DayFR Euro

Jules Massenet by Jean-Christophe Branger

After having collected and edited Massenet's writings for Vrin, Jean-Christophe Branger devoted a very detailed biography to him at Fayard.

The author has sifted through the Souvenirs written by the composer, cross-checking them with testimonies, press reports, correspondence.
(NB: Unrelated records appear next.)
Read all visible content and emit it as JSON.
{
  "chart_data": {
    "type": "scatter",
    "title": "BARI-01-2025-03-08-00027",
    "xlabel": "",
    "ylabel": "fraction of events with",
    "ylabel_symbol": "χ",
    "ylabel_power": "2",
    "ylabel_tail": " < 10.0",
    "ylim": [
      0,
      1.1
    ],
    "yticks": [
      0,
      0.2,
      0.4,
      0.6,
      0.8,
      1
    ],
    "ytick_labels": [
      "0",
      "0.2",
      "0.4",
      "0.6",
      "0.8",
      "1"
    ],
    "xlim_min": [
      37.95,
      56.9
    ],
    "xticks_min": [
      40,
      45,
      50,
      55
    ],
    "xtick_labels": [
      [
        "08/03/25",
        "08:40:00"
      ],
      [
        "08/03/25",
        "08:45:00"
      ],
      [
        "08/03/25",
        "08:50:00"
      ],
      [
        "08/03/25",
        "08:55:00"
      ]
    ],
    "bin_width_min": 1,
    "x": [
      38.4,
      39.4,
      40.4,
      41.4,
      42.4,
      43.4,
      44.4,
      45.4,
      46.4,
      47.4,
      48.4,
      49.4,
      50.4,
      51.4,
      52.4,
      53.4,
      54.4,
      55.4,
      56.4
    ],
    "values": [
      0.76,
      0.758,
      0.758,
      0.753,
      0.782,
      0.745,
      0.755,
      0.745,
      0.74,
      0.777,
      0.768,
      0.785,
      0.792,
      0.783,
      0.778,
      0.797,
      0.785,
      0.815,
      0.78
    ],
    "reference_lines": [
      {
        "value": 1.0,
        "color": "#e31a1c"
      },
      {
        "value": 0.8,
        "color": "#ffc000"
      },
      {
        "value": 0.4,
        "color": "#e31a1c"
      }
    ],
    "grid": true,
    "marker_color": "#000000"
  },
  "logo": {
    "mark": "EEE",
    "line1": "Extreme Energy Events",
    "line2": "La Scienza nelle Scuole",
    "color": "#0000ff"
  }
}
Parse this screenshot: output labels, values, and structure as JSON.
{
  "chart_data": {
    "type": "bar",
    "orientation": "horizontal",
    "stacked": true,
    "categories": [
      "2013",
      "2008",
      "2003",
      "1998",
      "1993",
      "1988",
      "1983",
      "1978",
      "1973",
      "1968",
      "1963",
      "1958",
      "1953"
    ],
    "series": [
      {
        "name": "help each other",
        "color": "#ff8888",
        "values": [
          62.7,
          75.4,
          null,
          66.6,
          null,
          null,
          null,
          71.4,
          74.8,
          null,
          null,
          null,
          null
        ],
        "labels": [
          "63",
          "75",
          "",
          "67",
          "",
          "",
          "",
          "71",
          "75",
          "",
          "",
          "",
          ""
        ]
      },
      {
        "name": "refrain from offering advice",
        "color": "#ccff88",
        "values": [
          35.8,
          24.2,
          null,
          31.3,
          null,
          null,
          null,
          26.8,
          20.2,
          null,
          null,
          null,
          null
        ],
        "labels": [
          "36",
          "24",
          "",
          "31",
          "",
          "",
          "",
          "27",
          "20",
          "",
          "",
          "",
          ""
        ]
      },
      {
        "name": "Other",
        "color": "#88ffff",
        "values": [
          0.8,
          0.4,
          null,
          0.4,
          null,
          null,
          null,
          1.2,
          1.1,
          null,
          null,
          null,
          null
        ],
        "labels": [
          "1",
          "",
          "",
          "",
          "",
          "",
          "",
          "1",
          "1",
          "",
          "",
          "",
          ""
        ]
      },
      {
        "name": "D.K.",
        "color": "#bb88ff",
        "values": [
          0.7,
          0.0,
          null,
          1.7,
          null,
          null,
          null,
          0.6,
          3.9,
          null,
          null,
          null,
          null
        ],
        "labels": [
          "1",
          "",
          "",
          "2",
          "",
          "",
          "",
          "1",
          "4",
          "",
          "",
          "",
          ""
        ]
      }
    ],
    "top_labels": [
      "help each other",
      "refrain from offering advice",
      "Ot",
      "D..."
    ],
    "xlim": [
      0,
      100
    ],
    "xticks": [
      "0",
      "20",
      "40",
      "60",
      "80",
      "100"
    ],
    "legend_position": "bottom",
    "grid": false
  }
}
He demonstrates the importance of women in his rise (starting with his mother and his sister) and details the developments of a shared sensitivity between “phases of discouragement” and “episodes of joy or intense creativity”. The young piano virtuoso fascinated by Wagner (for whom he turned the pages during the master's stay in ) became the beloved student of Ambroise Thomas. He won the Prix de Rome thanks to the enthusiastic support of Berlioz and stayed at the Villa Medici: a happy period for Massenet, marked by the meeting of his future wife. Uncommonly open-minded (notably in his composition class at the Conservatory), willingly altruistic, he is now a master who “never expresses his opinions at random and rarely reveals the depth of his thoughts, this which will often be blamed on him.

Republican beliefs

If this member of the Institute “castigates the modernism of his time”, his republican and progressive convictions shine through in his music, explains Branger: Brumaire, The Rosati, Therese celebrate the revolutionary era without Manichaeism, the Alsatian scenes reflect the nostalgia for lost territories and not any spirit of revenge, the oratorio The Promised Land goes against the anti-Semitism exacerbated by the Dreyfus affair… Above all, Branger sheds light on the genesis of a multitude of masterpieces and scores sometimes lost or destroyed. It also arouses curiosity to discover forgotten beauties, such as L’Adorable Belboula comic gem from 1874.

Jules Massenet by Jean-Christophe Branger. Fayard, 1068 p., €49.